When I say the fate of CV-19 is to become endemic, it means that it will just become part of the regular melange of pathogens that we are exposed to, with a background rate of infections and illness.  It isn’t going away but it will persist at a fairly stable and low level that we live with.  Sound kind of like flu, right?  This article discusses that transition to endemicity.  (Cell Article)

I like studies that examine the physical process of infection at a micro level–what happens when CV-19 is introduced into the respiratory tract.  CV-19 can affect all studied tissues in the head and neck area but showed a particular affinity for trachea and nasal cavity tissues.    (Cell Study)

 

Join the discussion 6 Comments

  • J. Thomas says:

    Great variety of perspectives and info as usual, thank you !
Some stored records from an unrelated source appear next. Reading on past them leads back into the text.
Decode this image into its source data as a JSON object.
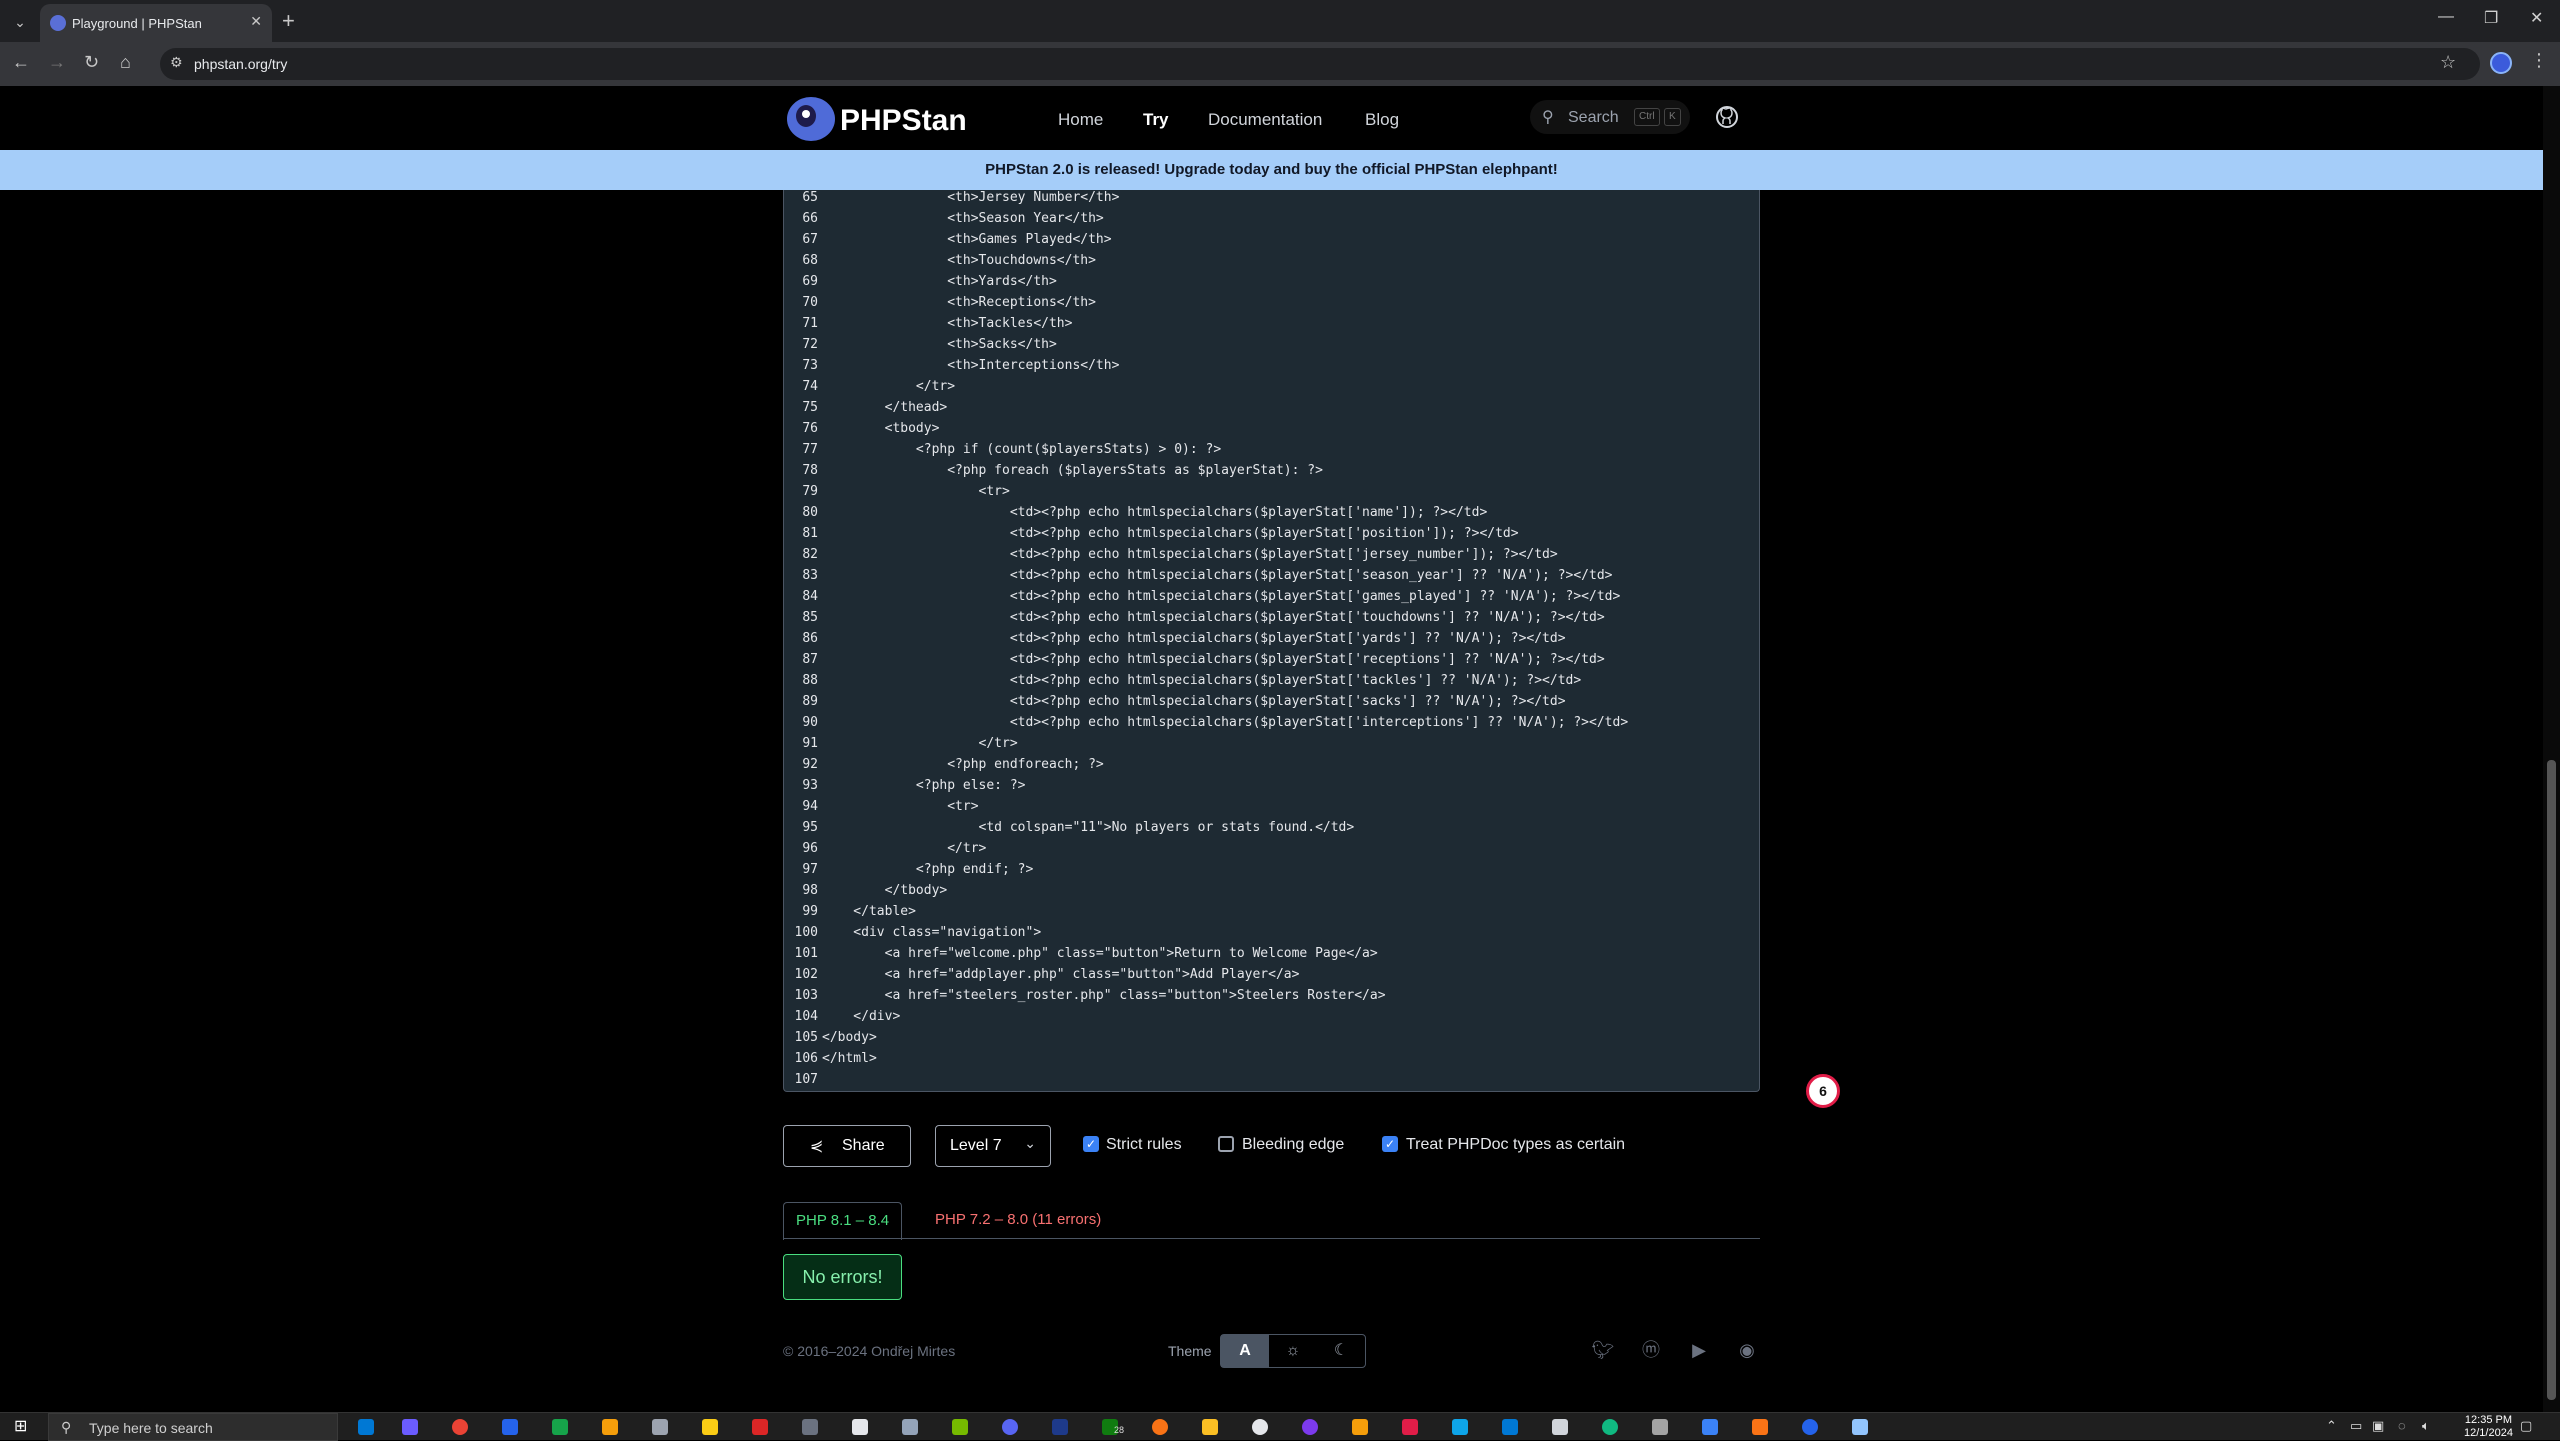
{
  "browser": {
    "tab_title": "Playground | PHPStan",
    "url": "phpstan.org/try"
  },
  "header": {
    "brand": "PHPStan",
    "nav": [
      "Home",
      "Try",
      "Documentation",
      "Blog"
    ],
    "search_placeholder": "Search",
    "search_key1": "Ctrl",
    "search_key2": "K"
  },
  "banner": "PHPStan 2.0 is released! Upgrade today and buy the official PHPStan elephpant!",
  "editor": {
    "lines": [
      {
        "n": "65",
        "t": "                <th>Jersey Number</th>"
      },
      {
        "n": "66",
        "t": "                <th>Season Year</th>"
      },
      {
        "n": "67",
        "t": "                <th>Games Played</th>"
      },
      {
        "n": "68",
        "t": "                <th>Touchdowns</th>"
      },
      {
        "n": "69",
        "t": "                <th>Yards</th>"
      },
      {
        "n": "70",
        "t": "                <th>Receptions</th>"
      },
      {
        "n": "71",
        "t": "                <th>Tackles</th>"
      },
      {
        "n": "72",
        "t": "                <th>Sacks</th>"
      },
      {
        "n": "73",
        "t": "                <th>Interceptions</th>"
      },
      {
        "n": "74",
        "t": "            </tr>"
      },
      {
        "n": "75",
        "t": "        </thead>"
      },
      {
        "n": "76",
        "t": "        <tbody>"
      },
      {
        "n": "77",
        "t": "            <?php if (count($playersStats) > 0): ?>"
      },
      {
        "n": "78",
        "t": "                <?php foreach ($playersStats as $playerStat): ?>"
      },
      {
        "n": "79",
        "t": "                    <tr>"
      },
      {
        "n": "80",
        "t": "                        <td><?php echo htmlspecialchars($playerStat['name']); ?></td>"
      },
      {
        "n": "81",
        "t": "                        <td><?php echo htmlspecialchars($playerStat['position']); ?></td>"
      },
      {
        "n": "82",
        "t": "                        <td><?php echo htmlspecialchars($playerStat['jersey_number']); ?></td>"
      },
      {
        "n": "83",
        "t": "                        <td><?php echo htmlspecialchars($playerStat['season_year'] ?? 'N/A'); ?></td>"
      },
      {
        "n": "84",
        "t": "                        <td><?php echo htmlspecialchars($playerStat['games_played'] ?? 'N/A'); ?></td>"
      },
      {
        "n": "85",
        "t": "                        <td><?php echo htmlspecialchars($playerStat['touchdowns'] ?? 'N/A'); ?></td>"
      },
      {
        "n": "86",
        "t": "                        <td><?php echo htmlspecialchars($playerStat['yards'] ?? 'N/A'); ?></td>"
      },
      {
        "n": "87",
        "t": "                        <td><?php echo htmlspecialchars($playerStat['receptions'] ?? 'N/A'); ?></td>"
      },
      {
        "n": "88",
        "t": "                        <td><?php echo htmlspecialchars($playerStat['tackles'] ?? 'N/A'); ?></td>"
      },
      {
        "n": "89",
        "t": "                        <td><?php echo htmlspecialchars($playerStat['sacks'] ?? 'N/A'); ?></td>"
      },
      {
        "n": "90",
        "t": "                        <td><?php echo htmlspecialchars($playerStat['interceptions'] ?? 'N/A'); ?></td>"
      },
      {
        "n": "91",
        "t": "                    </tr>"
      },
      {
        "n": "92",
        "t": "                <?php endforeach; ?>"
      },
      {
        "n": "93",
        "t": "            <?php else: ?>"
      },
      {
        "n": "94",
        "t": "                <tr>"
      },
      {
        "n": "95",
        "t": "                    <td colspan=\"11\">No players or stats found.</td>"
      },
      {
        "n": "96",
        "t": "                </tr>"
      },
      {
        "n": "97",
        "t": "            <?php endif; ?>"
      },
      {
        "n": "98",
        "t": "        </tbody>"
      },
      {
        "n": "99",
        "t": "    </table>"
      },
      {
        "n": "100",
        "t": "    <div class=\"navigation\">"
      },
      {
        "n": "101",
        "t": "        <a href=\"welcome.php\" class=\"button\">Return to Welcome Page</a>"
      },
      {
        "n": "102",
        "t": "        <a href=\"addplayer.php\" class=\"button\">Add Player</a>"
      },
      {
        "n": "103",
        "t": "        <a href=\"steelers_roster.php\" class=\"button\">Steelers Roster</a>"
      },
      {
        "n": "104",
        "t": "    </div>"
      },
      {
        "n": "105",
        "t": "</body>"
      },
      {
        "n": "106",
        "t": "</html>"
      },
      {
        "n": "107",
        "t": ""
      }
    ]
  },
  "notification_count": "6",
  "controls": {
    "share_label": "Share",
    "level_label": "Level 7",
    "strict_rules": "Strict rules",
    "bleeding_edge": "Bleeding edge",
    "treat_phpdoc": "Treat PHPDoc types as certain"
  },
  "results": {
    "tab_ok": "PHP 8.1 – 8.4",
    "tab_err": "PHP 7.2 – 8.0 (11 errors)",
    "status": "No errors!"
  },
  "footer": {
    "copyright": "© 2016–2024 Ondřej Mirtes",
    "theme_label": "Theme",
    "theme_auto": "A"
  },
  "taskbar": {
    "search_placeholder": "Type here to search",
    "time": "12:35 PM",
    "date": "12/1/2024",
    "badge": "28"
  },
  "colors": {
    "accent": "#a5cdf9",
    "success": "#4ade80",
    "error": "#f87171",
    "editor_bg": "#1e2a33"
  }
}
    So, how do we know if the next ‘variant’ comes from natural virus mutation or another Fauci cocktail from his Wuhan lab? Speaking of ‘crickets’, are our tax dollars still funding his ‘GoF’ research? How is this human piece of %#*@ still allowed to carry on as if there’s no culpability? Where does this stand in the legal system? Are there any active indictments against him?

  • Stacey Atneosen says:

    Kevin why isn’t anyone pointing out that obesity is very detrimental to surviving Covid19 and adults and children should take this rare opportunity to focus on exercise and eating right?

  • Rob says:

    “the youngest aged adult groups have the highest contact rates and the oldest, the lowest contact rates.”

    Interesting that the mortality rate increases as the contact rate decreases. One could suggest that lockdowns increased mortality rather than reduce it. Of course, the older population is also more likely to be taking immuno-suppressing medications.

  • J. Thomas says:

    Couldn’t agree more SA, YOUR health is YOUR responsibility. However, it’s not pointed out because the concept of personal responsibility from socialists doesn’t exist. The ‘State’ is in place to coddle you from cradle to grave, as long as you conform to a dummied down existence to please their view of the world. Just wear you mask, take their [vaccines], do your job, go home and shut up. Combine that with the eugenics mentality of the people at the root of this ‘pandemic’ and you have a complete answer.

  • Kevin Roche says:

    I believe that stay-at-home, work-at-home orders did in fact increase household transmission and probably did increase mortality by putting people in closer quarters, but I also don’t think the lesser contacts of older people are in any way associated with more deaths in that group. The formula is more complex. If you have more contacts, but a healthier immune system, like young people, your infection rate per contact is likely much lower. Frail elderly with very weak immune systems may only need one contact with a small amount of virus to get a serious illness and even die.

  • Nick says:

    J. Thomas couldn’t of said it any better. Do as your told not what believe.